В «Собачьем сердце» Булгаков показывает столкновение двух миров: старого русского и нового советского. Квартира профессора Преображенского – оплот уютного старого мира. В ней есть столовая – комната для приема пищи, и это очень не нравится председателю домкома Швондеру, ведь для советского человека столовая – место общепита. Есть такая и в «Собачьем сердце», и упоминается она в нелестном ключе: «тухлятиной в столовой накормили», «я отравлюсь – в столовке солонина каждый день», сетуют граждане.

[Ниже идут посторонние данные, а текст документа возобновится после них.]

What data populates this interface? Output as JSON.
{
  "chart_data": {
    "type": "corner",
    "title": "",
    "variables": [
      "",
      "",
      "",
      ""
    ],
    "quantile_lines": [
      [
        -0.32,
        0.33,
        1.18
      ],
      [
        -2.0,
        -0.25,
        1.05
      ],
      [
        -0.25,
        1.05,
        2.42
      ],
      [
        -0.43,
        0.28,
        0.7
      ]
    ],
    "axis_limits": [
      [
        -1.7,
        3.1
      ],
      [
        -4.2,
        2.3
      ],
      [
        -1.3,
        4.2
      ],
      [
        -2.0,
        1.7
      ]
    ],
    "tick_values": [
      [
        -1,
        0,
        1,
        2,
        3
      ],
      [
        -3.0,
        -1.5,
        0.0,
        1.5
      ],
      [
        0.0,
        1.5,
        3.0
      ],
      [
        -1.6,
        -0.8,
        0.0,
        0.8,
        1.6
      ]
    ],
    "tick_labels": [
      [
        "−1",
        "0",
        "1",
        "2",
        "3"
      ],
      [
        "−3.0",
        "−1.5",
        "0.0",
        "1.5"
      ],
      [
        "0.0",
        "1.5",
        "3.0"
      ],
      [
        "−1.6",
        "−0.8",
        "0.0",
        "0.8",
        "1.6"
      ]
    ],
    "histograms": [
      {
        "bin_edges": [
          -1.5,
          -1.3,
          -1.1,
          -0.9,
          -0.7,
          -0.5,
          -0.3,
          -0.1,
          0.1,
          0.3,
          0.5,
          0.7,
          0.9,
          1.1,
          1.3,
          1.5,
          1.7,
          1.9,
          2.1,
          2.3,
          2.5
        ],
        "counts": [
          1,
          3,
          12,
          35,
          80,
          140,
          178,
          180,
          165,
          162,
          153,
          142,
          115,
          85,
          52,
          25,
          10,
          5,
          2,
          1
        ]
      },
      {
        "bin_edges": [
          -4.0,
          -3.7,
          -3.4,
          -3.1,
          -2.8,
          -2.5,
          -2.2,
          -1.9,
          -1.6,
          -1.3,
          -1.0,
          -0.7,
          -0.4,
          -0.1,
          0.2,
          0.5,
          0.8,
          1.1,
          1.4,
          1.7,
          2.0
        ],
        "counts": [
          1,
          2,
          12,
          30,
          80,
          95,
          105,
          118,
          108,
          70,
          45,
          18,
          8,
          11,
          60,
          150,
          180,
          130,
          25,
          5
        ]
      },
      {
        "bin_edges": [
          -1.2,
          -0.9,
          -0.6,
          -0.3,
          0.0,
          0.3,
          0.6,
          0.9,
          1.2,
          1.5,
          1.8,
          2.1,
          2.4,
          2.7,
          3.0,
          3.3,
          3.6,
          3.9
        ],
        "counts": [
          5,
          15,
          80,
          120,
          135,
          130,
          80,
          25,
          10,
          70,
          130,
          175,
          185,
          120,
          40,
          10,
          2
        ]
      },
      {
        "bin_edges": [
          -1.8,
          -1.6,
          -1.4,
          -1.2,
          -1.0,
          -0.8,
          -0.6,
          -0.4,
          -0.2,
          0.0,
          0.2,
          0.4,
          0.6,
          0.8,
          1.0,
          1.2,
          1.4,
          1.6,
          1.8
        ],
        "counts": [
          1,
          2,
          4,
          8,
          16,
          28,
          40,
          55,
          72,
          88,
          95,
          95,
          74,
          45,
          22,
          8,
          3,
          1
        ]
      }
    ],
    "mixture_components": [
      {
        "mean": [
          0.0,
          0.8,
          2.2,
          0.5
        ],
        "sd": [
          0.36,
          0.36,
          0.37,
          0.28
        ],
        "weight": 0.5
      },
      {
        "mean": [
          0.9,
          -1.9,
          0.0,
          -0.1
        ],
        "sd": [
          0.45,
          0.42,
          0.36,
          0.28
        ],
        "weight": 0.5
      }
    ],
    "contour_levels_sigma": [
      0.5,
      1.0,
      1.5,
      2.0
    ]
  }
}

Преображенский же, пользуясь послаблениями эпохи НЭПа, живет словно в другом измерении: «На разрисованных райскими цветами тарелках с черной широкой каймой лежала тонкими ломтиками нарезанная семга, маринованные угри. На тяжелой доске кусок сыра со слезой, и в серебряной кадушке, обложенной снегом, – икра. Меж тарелками несколько тоненьких рюмочек и три хрустальных графинчика с разноцветными водками».

А пса Шарика кормят краковской колбасой. «Это отрава для человеческого желудка. Взрослая девушка, а, как ребенок, тащишь в рот всякую гадость», – укоряет профессор горничную Зину, когда та тоже выражает притязания на колбасу. В более позднее советское время воротить нос от краковской уже мало кому приходило в голову.

Шариков, моментально встроившийся в общество новых советских граждан, не только не может оценить пищевую культуру Преображенского, но и относится к ней враждебно. Он не в состоянии понять обед как ритуал с неспешными застольными беседами. Его цель – поскорее выпить водки, закусить селедкой, которая, кстати, во многих книгах Булгакова символизирует опрощение вкуса. Вместо нормального тоста Шариков выпаливает несуразное: «Желаю, чтобы все!» – и эта фраза тоже стала крылатой.

Эпоха НЭПа была последним приветом дореволюционной русской кухни. Надвигалась новая эпоха – сталинской «Книги о вкусной и здоровой пище», книги-утопии, потчевавшей вечно постившихся советских граждан мифами о коммунистическом изобилии. Но это уже совсем не классика русской литературы.